Saturday, February 10, 2007

Windows, Mac, and Open Source...the clear winner?

Windows expert to Redmond: Buh-bye Scot Finnie says "sayonara" to Windows, but his search for Mac software continues: If you give the Mac three months, as I did, you won't go back either. The hardest part is paying for it -- everything after that gets easier and easier. Perhaps fittingly, it took me the full three-month trial period to pay off my expensive MacBook Pro. But the darn thing is worth every penny (ComputerWorld)

I have no intention of inflaming the Mac/PC wars. Frankly they were fought and won for the most part in the late 1990s as the author is still discovering. My biggest complaint about the Macintosh is the sheer cost of the hardware. A pretty stripped down dual-core Mac will run you close to $2500. A similar Intel or AMD machine will cost you $1000 or less and, in fact, many of those machines will have more hardware in the box than a Mac.

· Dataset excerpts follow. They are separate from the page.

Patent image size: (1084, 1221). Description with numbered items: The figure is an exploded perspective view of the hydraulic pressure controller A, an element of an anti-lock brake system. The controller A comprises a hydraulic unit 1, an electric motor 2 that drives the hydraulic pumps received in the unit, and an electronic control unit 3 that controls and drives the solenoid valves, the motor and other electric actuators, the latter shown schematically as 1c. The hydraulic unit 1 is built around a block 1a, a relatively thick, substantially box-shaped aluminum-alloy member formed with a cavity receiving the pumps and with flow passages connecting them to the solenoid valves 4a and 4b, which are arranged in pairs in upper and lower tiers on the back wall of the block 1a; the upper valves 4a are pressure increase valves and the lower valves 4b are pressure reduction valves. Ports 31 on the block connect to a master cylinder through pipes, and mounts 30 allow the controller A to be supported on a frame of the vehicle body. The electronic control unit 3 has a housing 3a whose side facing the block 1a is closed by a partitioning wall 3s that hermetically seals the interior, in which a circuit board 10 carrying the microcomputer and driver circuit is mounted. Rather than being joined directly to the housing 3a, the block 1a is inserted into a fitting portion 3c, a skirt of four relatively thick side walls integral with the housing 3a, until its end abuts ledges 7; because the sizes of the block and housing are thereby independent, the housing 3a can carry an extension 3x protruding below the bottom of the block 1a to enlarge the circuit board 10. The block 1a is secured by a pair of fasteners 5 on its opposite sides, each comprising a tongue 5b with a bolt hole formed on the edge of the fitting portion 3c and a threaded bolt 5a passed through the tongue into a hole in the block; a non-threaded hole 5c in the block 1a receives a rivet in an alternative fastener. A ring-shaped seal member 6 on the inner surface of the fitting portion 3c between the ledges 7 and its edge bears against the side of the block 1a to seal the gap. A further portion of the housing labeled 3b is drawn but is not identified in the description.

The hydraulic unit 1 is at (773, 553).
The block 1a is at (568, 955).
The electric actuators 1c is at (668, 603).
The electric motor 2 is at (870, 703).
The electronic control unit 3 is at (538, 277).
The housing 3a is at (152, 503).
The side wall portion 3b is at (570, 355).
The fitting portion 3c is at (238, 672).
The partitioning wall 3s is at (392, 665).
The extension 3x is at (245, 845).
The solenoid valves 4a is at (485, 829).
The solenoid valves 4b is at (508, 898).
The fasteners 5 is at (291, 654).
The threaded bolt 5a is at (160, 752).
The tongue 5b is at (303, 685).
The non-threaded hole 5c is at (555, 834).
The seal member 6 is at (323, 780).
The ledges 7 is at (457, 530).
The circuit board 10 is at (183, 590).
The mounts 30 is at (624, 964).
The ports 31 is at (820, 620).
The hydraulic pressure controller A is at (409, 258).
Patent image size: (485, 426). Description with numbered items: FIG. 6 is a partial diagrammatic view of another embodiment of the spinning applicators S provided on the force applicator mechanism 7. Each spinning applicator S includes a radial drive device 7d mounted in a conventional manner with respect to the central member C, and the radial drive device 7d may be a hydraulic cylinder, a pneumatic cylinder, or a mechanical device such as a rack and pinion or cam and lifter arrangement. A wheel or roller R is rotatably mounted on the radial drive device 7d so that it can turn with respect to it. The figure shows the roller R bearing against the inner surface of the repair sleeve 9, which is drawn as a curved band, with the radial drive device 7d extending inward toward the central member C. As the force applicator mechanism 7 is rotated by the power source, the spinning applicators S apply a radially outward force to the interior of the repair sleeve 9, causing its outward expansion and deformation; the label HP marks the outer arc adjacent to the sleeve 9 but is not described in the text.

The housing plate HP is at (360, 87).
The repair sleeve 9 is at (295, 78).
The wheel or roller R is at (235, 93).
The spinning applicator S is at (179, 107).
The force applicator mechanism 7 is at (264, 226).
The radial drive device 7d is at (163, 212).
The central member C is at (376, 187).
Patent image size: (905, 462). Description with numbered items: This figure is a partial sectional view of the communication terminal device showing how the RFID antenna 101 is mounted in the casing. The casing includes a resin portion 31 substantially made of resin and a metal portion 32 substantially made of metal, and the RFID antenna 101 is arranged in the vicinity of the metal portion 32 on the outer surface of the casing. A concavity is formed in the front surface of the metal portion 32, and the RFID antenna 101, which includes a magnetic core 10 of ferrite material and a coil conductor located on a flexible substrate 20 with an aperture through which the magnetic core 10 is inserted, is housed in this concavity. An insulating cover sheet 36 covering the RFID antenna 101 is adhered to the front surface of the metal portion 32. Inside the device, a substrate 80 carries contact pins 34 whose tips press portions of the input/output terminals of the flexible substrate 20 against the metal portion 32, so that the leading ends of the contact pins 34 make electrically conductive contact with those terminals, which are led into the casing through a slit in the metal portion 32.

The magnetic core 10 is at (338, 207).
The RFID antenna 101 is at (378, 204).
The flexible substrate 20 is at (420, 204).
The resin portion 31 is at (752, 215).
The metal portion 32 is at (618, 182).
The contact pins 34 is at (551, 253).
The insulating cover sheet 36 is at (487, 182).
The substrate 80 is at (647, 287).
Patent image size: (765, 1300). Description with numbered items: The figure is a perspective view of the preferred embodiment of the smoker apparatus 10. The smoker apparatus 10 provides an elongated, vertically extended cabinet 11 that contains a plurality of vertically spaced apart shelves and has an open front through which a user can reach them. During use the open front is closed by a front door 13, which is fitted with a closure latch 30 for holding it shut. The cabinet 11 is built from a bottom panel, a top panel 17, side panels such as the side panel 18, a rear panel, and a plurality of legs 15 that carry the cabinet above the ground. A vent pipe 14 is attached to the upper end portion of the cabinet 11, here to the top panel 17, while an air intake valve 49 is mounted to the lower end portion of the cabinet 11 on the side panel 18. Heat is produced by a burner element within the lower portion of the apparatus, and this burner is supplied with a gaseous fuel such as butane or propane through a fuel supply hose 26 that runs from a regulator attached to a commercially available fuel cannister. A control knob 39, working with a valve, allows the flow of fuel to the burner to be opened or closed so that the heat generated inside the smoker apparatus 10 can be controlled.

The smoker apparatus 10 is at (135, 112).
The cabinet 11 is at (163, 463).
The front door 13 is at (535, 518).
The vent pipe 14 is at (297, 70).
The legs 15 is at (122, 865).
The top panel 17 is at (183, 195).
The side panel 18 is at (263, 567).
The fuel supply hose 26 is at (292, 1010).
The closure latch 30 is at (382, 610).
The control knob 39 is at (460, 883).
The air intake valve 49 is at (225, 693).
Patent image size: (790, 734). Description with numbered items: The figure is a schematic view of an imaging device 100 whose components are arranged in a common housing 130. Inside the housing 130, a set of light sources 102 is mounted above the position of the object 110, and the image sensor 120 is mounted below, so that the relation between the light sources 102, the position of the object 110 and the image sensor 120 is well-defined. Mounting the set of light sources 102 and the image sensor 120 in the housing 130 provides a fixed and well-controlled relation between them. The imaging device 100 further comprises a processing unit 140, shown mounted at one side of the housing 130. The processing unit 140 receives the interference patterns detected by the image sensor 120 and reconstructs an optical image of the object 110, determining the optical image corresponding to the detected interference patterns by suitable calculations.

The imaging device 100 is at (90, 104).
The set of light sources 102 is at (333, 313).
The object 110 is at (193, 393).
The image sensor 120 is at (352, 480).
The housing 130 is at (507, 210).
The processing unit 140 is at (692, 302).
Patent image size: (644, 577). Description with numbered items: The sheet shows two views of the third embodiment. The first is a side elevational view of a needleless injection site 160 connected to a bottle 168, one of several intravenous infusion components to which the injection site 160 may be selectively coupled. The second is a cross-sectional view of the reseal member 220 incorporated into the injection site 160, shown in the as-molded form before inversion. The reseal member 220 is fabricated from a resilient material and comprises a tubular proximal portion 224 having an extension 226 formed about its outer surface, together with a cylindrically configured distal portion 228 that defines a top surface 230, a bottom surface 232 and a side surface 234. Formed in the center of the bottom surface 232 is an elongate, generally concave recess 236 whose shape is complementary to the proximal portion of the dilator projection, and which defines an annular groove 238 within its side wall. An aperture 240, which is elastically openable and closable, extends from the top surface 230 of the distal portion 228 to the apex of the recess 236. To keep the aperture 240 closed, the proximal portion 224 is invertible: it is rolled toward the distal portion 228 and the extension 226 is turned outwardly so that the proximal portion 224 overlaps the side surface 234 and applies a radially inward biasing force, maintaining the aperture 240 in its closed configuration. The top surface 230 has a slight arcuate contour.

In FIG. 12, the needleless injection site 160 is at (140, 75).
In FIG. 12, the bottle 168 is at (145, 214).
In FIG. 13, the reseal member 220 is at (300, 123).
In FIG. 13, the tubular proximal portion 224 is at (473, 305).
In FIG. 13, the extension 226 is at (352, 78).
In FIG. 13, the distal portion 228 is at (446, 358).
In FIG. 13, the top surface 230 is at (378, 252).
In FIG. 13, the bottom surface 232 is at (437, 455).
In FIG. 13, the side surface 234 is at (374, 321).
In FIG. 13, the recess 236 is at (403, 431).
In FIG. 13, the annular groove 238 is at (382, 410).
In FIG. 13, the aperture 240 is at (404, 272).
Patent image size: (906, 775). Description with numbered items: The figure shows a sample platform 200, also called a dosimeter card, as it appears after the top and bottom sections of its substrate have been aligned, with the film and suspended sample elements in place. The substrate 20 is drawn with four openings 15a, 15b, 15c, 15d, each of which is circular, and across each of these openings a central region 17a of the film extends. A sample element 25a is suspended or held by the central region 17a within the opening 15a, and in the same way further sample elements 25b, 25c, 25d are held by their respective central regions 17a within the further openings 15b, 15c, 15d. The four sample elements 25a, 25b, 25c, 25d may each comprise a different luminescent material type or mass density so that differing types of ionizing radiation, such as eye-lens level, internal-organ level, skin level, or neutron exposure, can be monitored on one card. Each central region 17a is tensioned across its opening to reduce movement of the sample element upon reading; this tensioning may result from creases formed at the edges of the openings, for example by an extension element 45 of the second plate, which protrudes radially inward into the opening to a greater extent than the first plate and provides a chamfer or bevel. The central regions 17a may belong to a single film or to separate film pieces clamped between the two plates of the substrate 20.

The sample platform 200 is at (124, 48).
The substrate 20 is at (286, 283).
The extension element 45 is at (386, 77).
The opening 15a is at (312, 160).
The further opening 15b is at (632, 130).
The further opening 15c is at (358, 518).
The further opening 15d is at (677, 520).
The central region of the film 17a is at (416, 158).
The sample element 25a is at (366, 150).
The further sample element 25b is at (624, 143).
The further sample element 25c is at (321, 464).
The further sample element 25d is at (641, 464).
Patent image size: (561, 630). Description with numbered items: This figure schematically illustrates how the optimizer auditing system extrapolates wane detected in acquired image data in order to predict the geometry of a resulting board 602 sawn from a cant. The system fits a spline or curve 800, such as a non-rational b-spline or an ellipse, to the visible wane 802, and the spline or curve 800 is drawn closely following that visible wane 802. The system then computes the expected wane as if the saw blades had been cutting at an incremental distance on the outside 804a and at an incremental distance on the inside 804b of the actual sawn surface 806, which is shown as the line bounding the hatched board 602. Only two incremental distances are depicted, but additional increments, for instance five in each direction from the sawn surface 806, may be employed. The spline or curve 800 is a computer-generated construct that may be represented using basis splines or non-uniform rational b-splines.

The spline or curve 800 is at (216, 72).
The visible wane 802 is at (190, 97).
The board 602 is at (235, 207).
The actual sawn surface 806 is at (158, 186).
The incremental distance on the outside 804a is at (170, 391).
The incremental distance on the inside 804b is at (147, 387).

If you don't want to move to Vista, a decision that is not a trivial one, nor is it one I would encourage anytime soon, there are plenty of open source operating systems that will give you the look and feel of the Mac, without the burden of Windows (but with the ability to virtualize Windows just like on a Mac for those one or two programs that just won't run on any other system and for which there is no good substitute) and with the same levels of hardware support. The Mac runs a derivative of BSD, a UNIX based operating system. Linux is also a UNIX based operating system. So if you are considering converting to the Mac, save yourself the money and go open source. In the long run, you will be much happier.